Iran: A Failed Custodianship
The nuclear deal with Iran was a high point in European security diplomacy. When the Joint Comprehensive Plan of Action was signed in 2015, the E3 — France, Germany, and the United Kingdom — together with the EU’s High Representative, worked alongside the United States (as well as Russia and China) to secure an agreement hailed as a triumph for diplomacy and a model of multilateral problem-solving. For Europe, it was tangible proof that it could move from declaratory principles to concrete diplomatic efforts that reduced the risk of war.
That moment proved fleeting. When the United States abandoned the deal in 2018 – in direct contravention of a binding UN Security Council resolution – the International Atomic Energy Agency was still confirming Iran’s full compliance. The E3 and the EU denounced Washington’s decision but ultimately bent to its pressure. Secondary sanctions drove corporations out, trade collapsed, and the promised economic relief evaporated.
Europe could have resisted. It had financial mechanisms, political leverage, and diplomatic capital at its disposal. What they lacked was the political will to use them. Instead of defending the agreement they had helped build, they watched it unravel. Iran, left without its promised dividends, predictably resumed nuclear activities the deal had once restrained.
Now, nearly a decade later, Europe resurfaces not as custodian but as executioner. Having failed to uphold their own commitments, the E3 now threaten to trigger the “snapback” mechanism, restoring the full weight of UN sanctions. The very powers that failed to salvage the JCPOA now threaten measures that would make a diplomatic resolution even less viable.
A Squandered Moment
The pattern is clear. In Gaza, Europe hesitates to condemn atrocities in plain sight, while keeping open the trade and arms flows that enable them. In Ukraine, it demands a seat at the table yet remains excluded from the talks that matter, then thanks a U.S. president who mocks Europe, ignores its stated positions, and embraces someone Europeans have called a war criminal. In Iran, where it once claimed diplomatic leadership, it has fallen short of its own responsibilities.
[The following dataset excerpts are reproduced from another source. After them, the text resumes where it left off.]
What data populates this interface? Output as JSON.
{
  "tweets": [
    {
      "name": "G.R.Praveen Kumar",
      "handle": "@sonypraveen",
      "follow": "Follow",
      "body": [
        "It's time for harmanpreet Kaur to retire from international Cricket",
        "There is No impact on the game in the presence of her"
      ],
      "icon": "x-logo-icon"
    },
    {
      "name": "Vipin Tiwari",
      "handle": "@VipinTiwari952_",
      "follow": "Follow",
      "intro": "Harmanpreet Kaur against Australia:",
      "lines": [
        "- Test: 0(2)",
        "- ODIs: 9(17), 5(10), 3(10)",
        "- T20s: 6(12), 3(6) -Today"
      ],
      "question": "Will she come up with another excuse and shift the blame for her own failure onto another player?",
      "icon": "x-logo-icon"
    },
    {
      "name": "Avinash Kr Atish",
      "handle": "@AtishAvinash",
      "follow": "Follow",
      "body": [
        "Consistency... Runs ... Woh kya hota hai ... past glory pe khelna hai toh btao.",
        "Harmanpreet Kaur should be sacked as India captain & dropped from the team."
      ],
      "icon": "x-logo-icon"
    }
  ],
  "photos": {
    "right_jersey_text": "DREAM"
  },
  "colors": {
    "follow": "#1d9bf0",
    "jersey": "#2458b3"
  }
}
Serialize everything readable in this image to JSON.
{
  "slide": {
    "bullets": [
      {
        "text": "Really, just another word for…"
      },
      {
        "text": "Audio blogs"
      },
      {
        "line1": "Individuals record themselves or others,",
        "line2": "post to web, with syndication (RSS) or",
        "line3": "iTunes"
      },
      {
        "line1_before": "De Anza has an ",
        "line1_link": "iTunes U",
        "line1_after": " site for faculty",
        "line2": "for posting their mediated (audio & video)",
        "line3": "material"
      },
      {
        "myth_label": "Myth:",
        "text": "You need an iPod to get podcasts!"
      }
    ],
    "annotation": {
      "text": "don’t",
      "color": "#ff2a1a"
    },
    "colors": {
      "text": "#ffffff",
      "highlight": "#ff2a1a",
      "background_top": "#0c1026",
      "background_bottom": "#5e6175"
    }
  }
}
And the irony is stark: a moment of global upheaval could have been Europe’s chance to matter. It had the means, the history, and the moral standing to lead. Instead, it stalled, equivocated, and shrank. It not only let Gaza happen – it helped sustain it, with arms and political cover.
What could have been a revival of European leadership has become a warning of squandered opportunity. And this continent that failed to act when history called will be judged harshly when history records it.
Cesar Jaramillo is Executive Director at SANE Policy Institute.